I did a web scraping from URLs in a csv file, and I am trying to attach those results to the original csv file. However, I couldn't scrape some of the links which were broken; so they were coded as NA.

Thus, the number of rows of my result (web scraping) and the original CSV file are different. The CSV file has a few more rows, so my result is not compatible and cannot be added.

My original csv file has some information, such as the date and name of the publisher, and I'd like to attach my results in accordance with the information (by creating a new column named full_article. The line that I used is at the very line of the following codes:

fox_data <- news_data %>% filter(media_name  == "Fox News")
fox_urls <- fox_data[,4]
fox_url_xml4 <- apply(fox_urls, 1, readUrl) 
nan_fox_url_xml4 <- fox_url_xml4[!is.na(fox_url_xml4)]


textScraper4Fox <- function(x) {
  out <- tryCatch({
    html_text(html_nodes (x, ".article-body")) %>% 
        str_replace_all("\n", "") %>%
        str_replace_all("\t", "") %>%
        paste(collapse = '')
    }, error=function(cond) {
            message("=====================================")
            message(paste("Error Occured :", x))
            message(cond)
            message("=====================================")
            return(NA)
    }
  )
  return(out)
}

fox_article_text <- lapply(nan_fox_url_xml4, textScraper4Fox)
fox_article_text

#create new column "full article"
fox_data$full_article <- fox_article_text

And the error says: Error: Assigned data fox_article_text must be compatible with existing data. x Existing data has 887 rows. x Assigned data has 884 rows. ℹ Only vectors of size 1 are recycled.

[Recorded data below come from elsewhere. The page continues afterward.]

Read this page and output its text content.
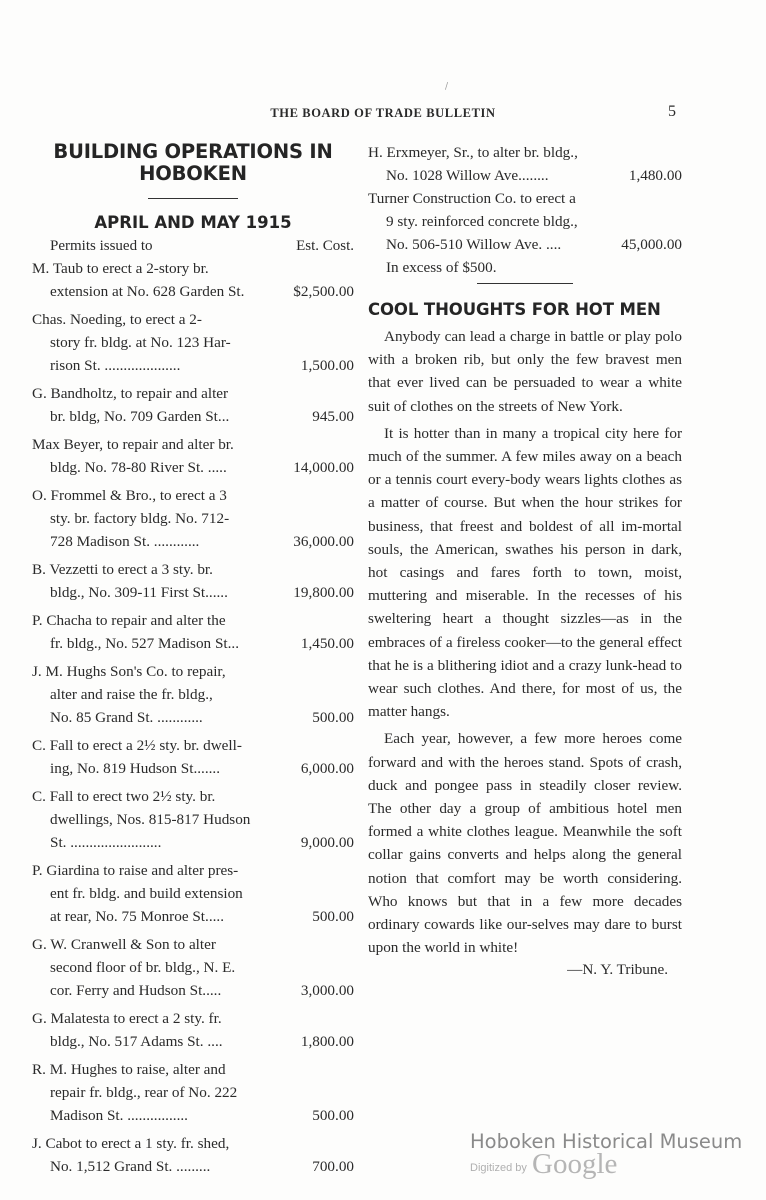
/
THE BOARD OF TRADE BULLETIN	5
BUILDING OPERATIONS IN
HOBOKEN
APRIL AND MAY 1915
Permits issued to	Est. Cost.
M. Taub to erect a 2-story br.
extension at No. 628 Garden St.	$2,500.00
Chas. Noeding, to erect a 2-
story fr. bldg. at No. 123 Har-
rison St. ....................	1,500.00
G. Bandholtz, to repair and alter
br. bldg, No. 709 Garden St...	945.00
Max Beyer, to repair and alter br.
bldg. No. 78-80 River St. .....	14,000.00
O. Frommel & Bro., to erect a 3
sty. br. factory bldg. No. 712-
728 Madison St. ............	36,000.00
B. Vezzetti to erect a 3 sty. br.
bldg., No. 309-11 First St......	19,800.00
P. Chacha to repair and alter the
fr. bldg., No. 527 Madison St...	1,450.00
J. M. Hughs Son's Co. to repair,
alter and raise the fr. bldg.,
No. 85 Grand St. ............	500.00
C. Fall to erect a 2½ sty. br. dwell-
ing, No. 819 Hudson St.......	6,000.00
C. Fall to erect two 2½ sty. br.
dwellings, Nos. 815-817 Hudson
St. ........................	9,000.00
P. Giardina to raise and alter pres-
ent fr. bldg. and build extension
at rear, No. 75 Monroe St.....	500.00
G. W. Cranwell & Son to alter
second floor of br. bldg., N. E.
cor. Ferry and Hudson St.....	3,000.00
G. Malatesta to erect a 2 sty. fr.
bldg., No. 517 Adams St. ....	1,800.00
R. M. Hughes to raise, alter and
repair fr. bldg., rear of No. 222
Madison St. ................	500.00
J. Cabot to erect a 1 sty. fr. shed,
No. 1,512 Grand St. .........	700.00
H. Erxmeyer, Sr., to alter br. bldg.,
No. 1028 Willow Ave........	1,480.00
Turner Construction Co. to erect a
9 sty. reinforced concrete bldg.,
No. 506-510 Willow Ave. ....	45,000.00
In excess of $500.
COOL THOUGHTS FOR HOT MEN

Anybody can lead a charge in battle or play polo with a broken rib, but only the few bravest men that ever lived can be persuaded to wear a white suit of clothes on the streets of New York.

It is hotter than in many a tropical city here for much of the summer. A few miles away on a beach or a tennis court every-body wears lights clothes as a matter of course. But when the hour strikes for business, that freest and boldest of all im-mortal souls, the American, swathes his person in dark, hot casings and fares forth to town, moist, muttering and miserable. In the recesses of his sweltering heart a thought sizzles—as in the embraces of a fireless cooker—to the general effect that he is a blithering idiot and a crazy lunk-head to wear such clothes. And there, for most of us, the matter hangs.

Each year, however, a few more heroes come forward and with the heroes stand. Spots of crash, duck and pongee pass in steadily closer review. The other day a group of ambitious hotel men formed a white clothes league. Meanwhile the soft collar gains converts and helps along the general notion that comfort may be worth considering. Who knows but that in a few more decades ordinary cowards like our-selves may dare to burst upon the world in white!

—N. Y. Tribune.
Hoboken Historical Museum
Digitized by Google
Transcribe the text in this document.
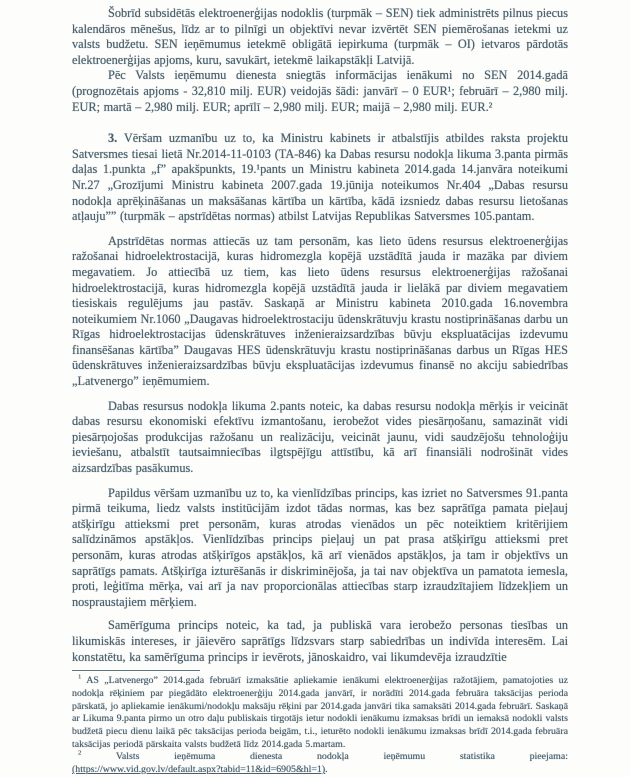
Šobrīd subsidētās elektroenerģijas nodoklis (turpmāk – SEN) tiek administrēts pilnus piecus kalendāros mēnešus, līdz ar to pilnīgi un objektīvi nevar izvērtēt SEN piemērošanas ietekmi uz valsts budžetu. SEN ieņēmumus ietekmē obligātā iepirkuma (turpmāk – OI) ietvaros pārdotās elektroenerģijas apjoms, kuru, savukārt, ietekmē laikapstākļi Latvijā.

Pēc Valsts ieņēmumu dienesta sniegtās informācijas ienākumi no SEN 2014.gadā (prognozētais apjoms - 32,810 milj. EUR) veidojās šādi: janvārī – 0 EUR¹; februārī – 2,980 milj. EUR; martā – 2,980 milj. EUR; aprīlī – 2,980 milj. EUR; maijā – 2,980 milj. EUR.²

3. Vēršam uzmanību uz to, ka Ministru kabinets ir atbalstījis atbildes raksta projektu Satversmes tiesai lietā Nr.2014-11-0103 (TA-846) ka Dabas resursu nodokļa likuma 3.panta pirmās daļas 1.punkta „f” apakšpunkts, 19.¹pants un Ministru kabineta 2014.gada 14.janvāra noteikumi Nr.27 „Grozījumi Ministru kabineta 2007.gada 19.jūnija noteikumos Nr.404 „Dabas resursu nodokļa aprēķināšanas un maksāšanas kārtība un kārtība, kādā izsniedz dabas resursu lietošanas atļauju”” (turpmāk – apstrīdētas normas) atbilst Latvijas Republikas Satversmes 105.pantam.

Apstrīdētas normas attiecās uz tam personām, kas lieto ūdens resursus elektroenerģijas ražošanai hidroelektrostacijā, kuras hidromezgla kopējā uzstādītā jauda ir mazāka par diviem megavatiem. Jo attiecībā uz tiem, kas lieto ūdens resursus elektroenerģijas ražošanai hidroelektrostacijā, kuras hidromezgla kopējā uzstādītā jauda ir lielākā par diviem megavatiem tiesiskais regulējums jau pastāv. Saskaņā ar Ministru kabineta 2010.gada 16.novembra noteikumiem Nr.1060 „Daugavas hidroelektrostaciju ūdenskrātuvju krastu nostiprināšanas darbu un Rīgas hidroelektrostacijas ūdenskrātuves inženieraizsardzības būvju ekspluatācijas izdevumu finansēšanas kārtība” Daugavas HES ūdenskrātuvju krastu nostiprināšanas darbus un Rīgas HES ūdenskrātuves inženieraizsardzības būvju ekspluatācijas izdevumus finansē no akciju sabiedrības „Latvenergo” ieņēmumiem.

Dabas resursus nodokļa likuma 2.pants noteic, ka dabas resursu nodokļa mērķis ir veicināt dabas resursu ekonomiski efektīvu izmantošanu, ierobežot vides piesārņošanu, samazināt vidi piesārņojošas produkcijas ražošanu un realizāciju, veicināt jaunu, vidi saudzējošu tehnoloģiju ieviešanu, atbalstīt tautsaimniecības ilgtspējīgu attīstību, kā arī finansiāli nodrošināt vides aizsardzības pasākumus.

Papildus vēršam uzmanību uz to, ka vienlīdzības princips, kas izriet no Satversmes 91.panta pirmā teikuma, liedz valsts institūcijām izdot tādas normas, kas bez saprātīga pamata pieļauj atšķirīgu attieksmi pret personām, kuras atrodas vienādos un pēc noteiktiem kritērijiem salīdzināmos apstākļos. Vienlīdzības princips pieļauj un pat prasa atšķirīgu attieksmi pret personām, kuras atrodas atšķirīgos apstākļos, kā arī vienādos apstākļos, ja tam ir objektīvs un saprātīgs pamats. Atšķirīga izturēšanās ir diskriminējoša, ja tai nav objektīva un pamatota iemesla, proti, leģitīma mērķa, vai arī ja nav proporcionālas attiecības starp izraudzītajiem līdzekļiem un nospraustajiem mērķiem.

Samērīguma princips noteic, ka tad, ja publiskā vara ierobežo personas tiesības un likumiskās intereses, ir jāievēro saprātīgs līdzsvars starp sabiedrības un indivīda interesēm. Lai konstatētu, ka samērīguma princips ir ievērots, jānoskaidro, vai likumdevēja izraudzītie

$^1$ AS „Latvenergo” 2014.gada februārī izmaksātie apliekamie ienākumi elektroenerģijas ražotājiem, pamatojoties uz nodokļa rēķiniem par piegādāto elektroenerģiju 2014.gada janvārī, ir norādīti 2014.gada februāra taksācijas perioda pārskatā, jo apliekamie ienākumi/nodokļu maksāju rēķini par 2014.gada janvāri tika samaksāti 2014.gada februārī. Saskaņā ar Likuma 9.panta pirmo un otro daļu publiskais tirgotājs ietur nodokli ienākumu izmaksas brīdi un iemaksā nodokli valsts budžetā piecu dienu laikā pēc taksācijas perioda beigām, t.i., ieturēto nodokli ienākumu izmaksas brīdī 2014.gada februāra taksācijas periodā pārskaita valsts budžetā līdz 2014.gada 5.martam.

$^2$	Valsts ieņēmuma dienesta nodokļa ieņēmumu statistika pieejama:
(https://www.vid.gov.lv/default.aspx?tabid=11&id=6905&hl=1).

CodePudding user response：

I think you might want to consider joining, which merges the new table to the old table by adding new column at those rows in which the id is the same (Maybe a url in your case):

library(tidyverse)

original_data <- tibble(id = c(1, 2), publisher = c("A", "B"), date = c("2021-11-23", "2021-11-23"))
new_data <- tibble(id = 1, full_article = "Lorem ipsum dolor")

original_data %>%
  left_join(new_data)
#> Joining, by = "id"
#> # A tibble: 2 x 4
#>      id publisher date       full_article     
#>   <dbl> <chr>     <chr>      <chr>            
#> 1     1 A         2021-11-23 Lorem ipsum dolor
#> 2     2 B         2021-11-23 <NA>

^{Created on 2021-11-23 by the reprex package (v2.0.1)}